For a certain project, I'm using sympy to calculate expressions modulo another function. These functions all have binary coefficients (so x^2 + 2x = x^2$). Their application is in Galois Fields.
My issue is that when using the the sympy rem function with inverses (for example x**-1), is simply returns the inverse of the number (so in this case the answer is 1/x) rather than returning the modular inverse.
Due to the below comment, here is some further clarification. An oversimplified version of what I'm doing is:
from sympy import *
x = symbols('x')
f = raw_input() #here f = '(x^3 + x)*(x + 1)^2 + (x^2 + x)/(x^3) + (x)^-1'
expand(f)
>>> x**5 + 2*x**4 + 2*x**3 + 2*x**2 + x + 2/x + x**(-2)

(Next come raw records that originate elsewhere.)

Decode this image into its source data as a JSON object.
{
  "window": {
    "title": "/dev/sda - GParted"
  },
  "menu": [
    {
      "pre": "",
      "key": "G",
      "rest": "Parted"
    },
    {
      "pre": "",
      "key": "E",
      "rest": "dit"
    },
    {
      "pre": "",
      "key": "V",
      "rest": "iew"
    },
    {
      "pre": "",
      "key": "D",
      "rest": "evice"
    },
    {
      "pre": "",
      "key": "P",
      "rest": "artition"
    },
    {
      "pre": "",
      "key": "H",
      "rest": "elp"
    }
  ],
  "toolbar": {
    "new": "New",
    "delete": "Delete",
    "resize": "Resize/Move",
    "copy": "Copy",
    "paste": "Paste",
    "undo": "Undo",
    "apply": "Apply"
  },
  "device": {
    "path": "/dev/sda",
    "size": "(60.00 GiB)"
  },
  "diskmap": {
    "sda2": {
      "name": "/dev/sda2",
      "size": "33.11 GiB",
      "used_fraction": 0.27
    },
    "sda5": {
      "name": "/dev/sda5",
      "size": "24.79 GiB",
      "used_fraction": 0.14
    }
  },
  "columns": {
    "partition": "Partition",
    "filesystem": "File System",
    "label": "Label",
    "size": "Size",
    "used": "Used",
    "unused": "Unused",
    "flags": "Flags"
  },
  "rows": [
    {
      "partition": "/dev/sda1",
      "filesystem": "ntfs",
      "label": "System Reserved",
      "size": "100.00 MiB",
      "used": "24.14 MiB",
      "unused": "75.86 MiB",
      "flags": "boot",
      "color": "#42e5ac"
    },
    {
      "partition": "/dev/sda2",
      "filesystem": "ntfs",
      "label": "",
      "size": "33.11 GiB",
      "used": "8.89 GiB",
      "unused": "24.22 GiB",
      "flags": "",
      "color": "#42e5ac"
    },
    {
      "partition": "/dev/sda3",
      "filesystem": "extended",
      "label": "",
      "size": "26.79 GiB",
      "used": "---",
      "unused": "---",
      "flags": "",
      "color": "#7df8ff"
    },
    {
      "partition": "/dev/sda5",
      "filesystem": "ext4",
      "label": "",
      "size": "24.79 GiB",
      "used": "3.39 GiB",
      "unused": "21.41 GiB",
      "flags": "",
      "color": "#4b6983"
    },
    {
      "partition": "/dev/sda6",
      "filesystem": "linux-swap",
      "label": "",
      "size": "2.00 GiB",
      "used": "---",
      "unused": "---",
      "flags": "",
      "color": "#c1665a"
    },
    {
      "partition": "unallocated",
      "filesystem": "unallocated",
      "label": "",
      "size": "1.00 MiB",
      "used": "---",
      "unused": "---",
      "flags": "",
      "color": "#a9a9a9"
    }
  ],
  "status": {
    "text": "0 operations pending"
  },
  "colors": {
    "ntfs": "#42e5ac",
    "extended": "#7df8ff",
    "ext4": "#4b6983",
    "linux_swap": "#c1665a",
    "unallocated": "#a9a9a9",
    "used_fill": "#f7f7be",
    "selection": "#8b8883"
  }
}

#this is what I'm currently doing
rem(expand('(x^3 + x)*(x + 1)^2 + (x^2 + x)/(x^3) + (x)^-1'), 'x^2')
>>> x + 2/x + x**(-2)
#not the answer I am looking for, as I want all the degrees to be positive
This remainder function doesn't act as a mod function (ie doesn't keep things as positive powers of x), and I'm trying to find a replacement for it. I want to avoid parsing through the expression searching for inverse mods and just have the function deal with that on it's own. I might be missing a parameter, or just looking at a completely different function.
PS: I know that the ability to compute an expression mod another expression, while simultaneously treating inverses as modular inverses exists in sympy since I did it while testing that sympy will be enough for our purposes but didn't save the code back then.